Der Sportausschuss hatte Experten eingeladen, um sich ein Bild über das Problem physischer, psychischer oder sexualisierter Gewalt im deutschen Sport zu machen. Maximilian Klein erntete bei der Anhörung viel Lob für den Vorschlag von "Athleten Deutschland", ein unabhängiges "Zentrum für Safe Sport" zu gründen - "als vertrauens- und glaubwürdige sowie breit kommunizierte Anlaufstelle für Betroffene und ihr Umfeld". Die Initiative sei "ausgesprochen unterstützenswert", sagte die Ausschussvorsitzende, die SPD-Politikerin Dagmar Freitag. In anderen Staaten, etwa den USA und den Niederlanden, gibt es bereits solche unabhängigen Stellen, an die sich Missbrauchsopfer aus dem Sport wenden können.

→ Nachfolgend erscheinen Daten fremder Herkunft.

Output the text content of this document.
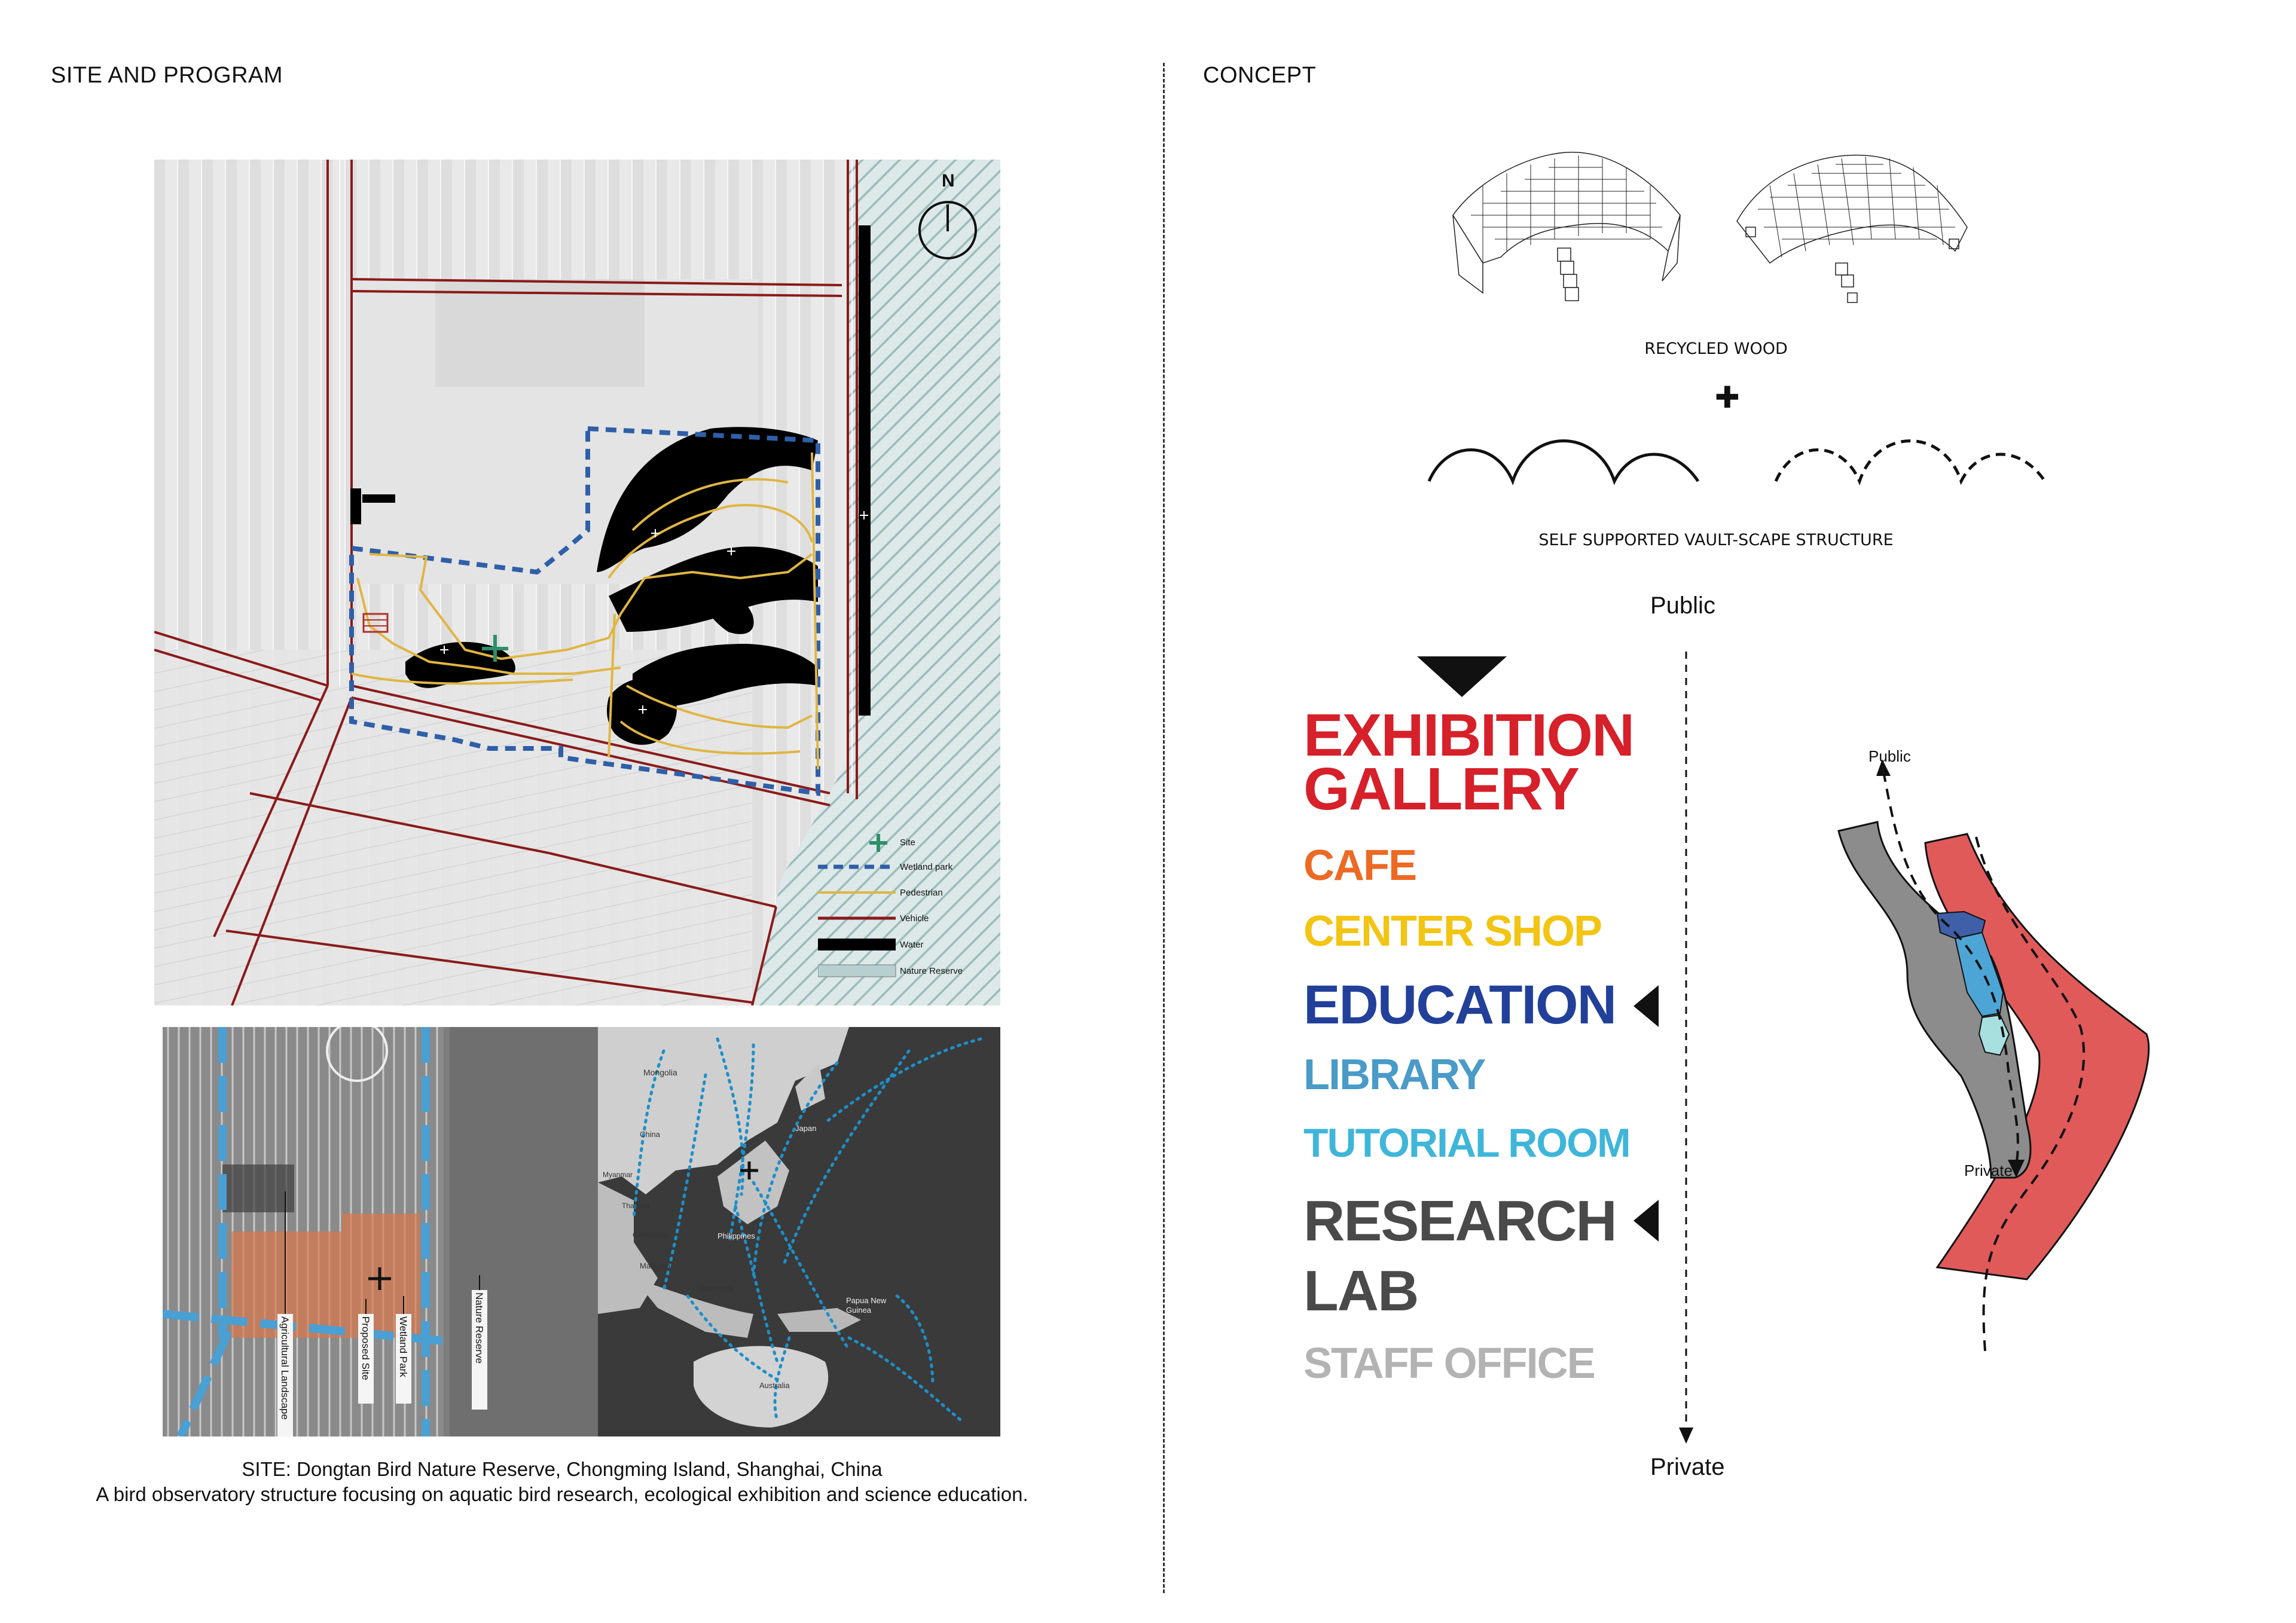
SITE AND PROGRAM
N
Site
Wetland park
Pedestrian
Vehicle
Water
Nature Reserve
Agricultural Landscape	Proposed Site	Wetland Park	Nature Reserve
Mongolia
China
Japan
Myanmar
Thailand
Cambodia	Philippines
Malaysia
Indonesia
Papua New Guinea
Australia
SITE: Dongtan Bird Nature Reserve, Chongming Island, Shanghai, China
A bird observatory structure focusing on aquatic bird research, ecological exhibition and science education.
CONCEPT
RECYCLED WOOD
✚
SELF SUPPORTED VAULT-SCAPE STRUCTURE
Public
Private
EXHIBITION
GALLERY
CAFE
CENTER SHOP
EDUCATION
LIBRARY
TUTORIAL ROOM
RESEARCH
LAB
STAFF OFFICE
Public
Private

Jeder oder jede Dritte erfuhr sexualisierte Gewalt

Turnsport in der Kritik

In den vergangenen Monaten hatten zahlreiche deutsche Athletinnen und Athleten - zum Beispiel aus dem Schwimmsport, Turnen, Judo, Boxen, Fechten oder Nachwuchsfußball - von Fällen berichtet, in denen sie von Trainerinnen oder Trainern schikaniert, gequält, bedrängt oder sogar sexuell missbraucht worden seien. In Deutschland gab es dazu bisher erst eine Studie, die das Ausmaß gewalttätiger Übergriffe im Sport untersuchte. Dazu wurden vor fünf Jahren mehr als 1500 Mitglieder von Leistungssport-Kadern befragt. Das Ergebnis war erschreckend: 86 Prozent gaben an, selbst psychische Gewalt erfahren zu haben, 37 Prozent berichteten über sexualisierte Gewalt, 30 Prozent über physische Gewalt. 

DOSB: "Kein Königsweg"

Die Wissenschaftlerinnen Bettina Rulofs und Jeannine Ohlert, die an der Studie mitgearbeitet hatten, unterstützten bei der Anhörung in Berlin den Vorschlag der "Athleten Deutschland" für ein unabhängiges Anlaufzentrum. Betroffene hätten häufig kein Vertrauen in die Ansprechpersonen der Verbände, sagte Rulofs. Widerspruch kam vom Deutschen Olympischen Sportbund (DOSB), der Dachorganisation des Deutschen Sports. Ein "Zentrum für Safe Sport" sei nicht der "Königsweg", so der DOSB. Sportverbände und -vereine müssten "selbst Verantwortung für den Schutz vor Gewalt im Sport übernehmen", sagte DOSB-Vizepräsidentin Petra Tzschoppe. Es brauche auch innerhalb der Sportstrukturen Ansprechpersonen. Die pauschale Aussage, hier fehle es an Vertrauen, könne sie nicht nachvollziehen.